Ezio admires Altair, that much becomes obvious even in his early years. And they are in Italy but nowhere near the Assassin’s grave and Lucy almost regrets that, because she wants to dance on it and tell him of everything he did wrong. What Altair would think of him, of Ezio Auditore da Firenze the great mentor, whose hatred turned the Assassins from people working for the greater good to people with the sole goal of being better than the Templars. Like mean children in a sandbox. “What would Altair say if he could see what you did to his brotherhood?” she would say. “He would be so disappointed.”
She can’t despise Altair anymore, but she can despise Ezio. She can despise William and the others who used her and left her to her fate. She can’t despise Desmond who ran because he wanted to leave and came back because it was the right thing to do.
She can’t despise Rebecca and Shaun who are here and real and love her.
She can despise herself, and she does. It changes nothing. She picked a side a long time ago.
Her lies lie heavier on her every day. The more excited the others become about the things they find, the more Lucy despairs. Perhaps she made a mistake, but she can’t turn back now. She doesn’t know how.
Almost a decade of her life wasted on this mission, she tells Desmond one night, in Monteriggioni where the ghosts of the past live not only in his mind. In truth, it’s much more than that. Lucy doesn’t expect to make it out alive anymore, not really. She can’t imagine a happy ending for herself, mostly because she can’t see how she can ever be happy with herself again. She’s probably going to get killed, by one side of the other. The thought doesn’t scare her, and that is when she accepts that everything in her life has gone horribly wrong. (She should just have walked away. Done something different. Maybe she and Desmond would have met in a bar somewhere, where she would have ordered a Martini and he would have mixed it, and everything would have been good for a little while.)
The thing is, Lucy is aware that the Templars are using her just as much as the Assassins did. There is not good or evil in that conflict. None the less, the Assassins are the side she was born into, the Templars are the side she chose. And she’s going to stick with that choice. It’s the only thing she can do.
She has friends on both sides now. There is no way out for her that doesn’t have her be the bad guy for someone.
At this point, the happy ending she wishes for is that she will die before the others find out the truth and will not have to witness the trust they have in her disappear. They are nearing the end of their search and if she dies now she will never know if her betrayal was worth it. There is a certain comfort in that thought, for she is more and more afraid that it wasn’t, and with an early exit at least she’ll never have her fears confirmed. She can die still thinking she did what she had to.
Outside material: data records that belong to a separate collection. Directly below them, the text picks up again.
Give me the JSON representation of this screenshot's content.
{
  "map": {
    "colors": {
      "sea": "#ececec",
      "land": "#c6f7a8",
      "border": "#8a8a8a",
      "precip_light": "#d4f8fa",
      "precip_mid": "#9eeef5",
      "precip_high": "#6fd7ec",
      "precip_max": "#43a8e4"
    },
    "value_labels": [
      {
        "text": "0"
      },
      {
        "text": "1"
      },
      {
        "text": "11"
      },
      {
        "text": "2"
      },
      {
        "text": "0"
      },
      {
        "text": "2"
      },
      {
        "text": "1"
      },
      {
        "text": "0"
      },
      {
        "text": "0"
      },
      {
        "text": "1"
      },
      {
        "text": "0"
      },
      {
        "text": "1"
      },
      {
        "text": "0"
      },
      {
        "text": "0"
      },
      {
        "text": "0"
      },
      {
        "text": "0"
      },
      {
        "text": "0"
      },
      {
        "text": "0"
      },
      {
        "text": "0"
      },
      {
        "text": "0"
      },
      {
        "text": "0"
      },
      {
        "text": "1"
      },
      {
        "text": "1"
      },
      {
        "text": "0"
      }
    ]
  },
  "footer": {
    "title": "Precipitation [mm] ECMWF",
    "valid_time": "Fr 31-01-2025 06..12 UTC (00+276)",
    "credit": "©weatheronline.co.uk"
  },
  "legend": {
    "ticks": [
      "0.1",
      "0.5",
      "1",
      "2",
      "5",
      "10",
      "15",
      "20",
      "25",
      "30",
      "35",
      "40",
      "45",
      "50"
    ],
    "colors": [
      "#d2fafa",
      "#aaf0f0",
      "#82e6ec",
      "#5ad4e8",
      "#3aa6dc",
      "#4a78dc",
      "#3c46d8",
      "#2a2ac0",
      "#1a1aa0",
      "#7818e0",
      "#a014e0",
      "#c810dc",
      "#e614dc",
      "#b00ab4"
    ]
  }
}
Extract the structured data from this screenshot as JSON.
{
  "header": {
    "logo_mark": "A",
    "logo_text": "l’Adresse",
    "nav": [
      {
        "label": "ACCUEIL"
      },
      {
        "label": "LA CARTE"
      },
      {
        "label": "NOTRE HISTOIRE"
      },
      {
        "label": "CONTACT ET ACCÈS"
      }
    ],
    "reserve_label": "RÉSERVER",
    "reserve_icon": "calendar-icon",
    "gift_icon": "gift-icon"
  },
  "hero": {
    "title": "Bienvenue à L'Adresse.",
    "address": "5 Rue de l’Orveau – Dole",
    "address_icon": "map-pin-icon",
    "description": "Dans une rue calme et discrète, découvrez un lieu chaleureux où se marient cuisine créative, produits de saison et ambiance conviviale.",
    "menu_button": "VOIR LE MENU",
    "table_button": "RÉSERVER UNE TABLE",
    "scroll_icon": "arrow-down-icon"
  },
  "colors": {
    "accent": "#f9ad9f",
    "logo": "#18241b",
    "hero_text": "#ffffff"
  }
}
It was Altair, of all people, who came to the conclusion that it doesn’t matter in the end whether a person is a tyrant or a saint. The cosmos doesn’t care. No one and nothing really matters. There is no counting. No reckoning. No final judgement. There is simply silence. And darkness. To Altair, everything must have seemed pointless and futile following that realisation. To Lucy, there is comfort in the idea that ultimately it doesn’t matter whether she was right or wrong, whether she will help save billions or doom a few. She just needs to make it through the time where it does.
With every day spend among her old friends the guilt weighed heavier on her shoulders. The doubt. The lies.
Clay’s blood on the walls. Rebecca’s smile. Desmond screaming in his sleep. And through everything, always, her secrets, and trust she didn’t deserve.
At some point during the last seven years Lucy had grown up. She didn’t want to be rescued anymore. She just wanted to be done.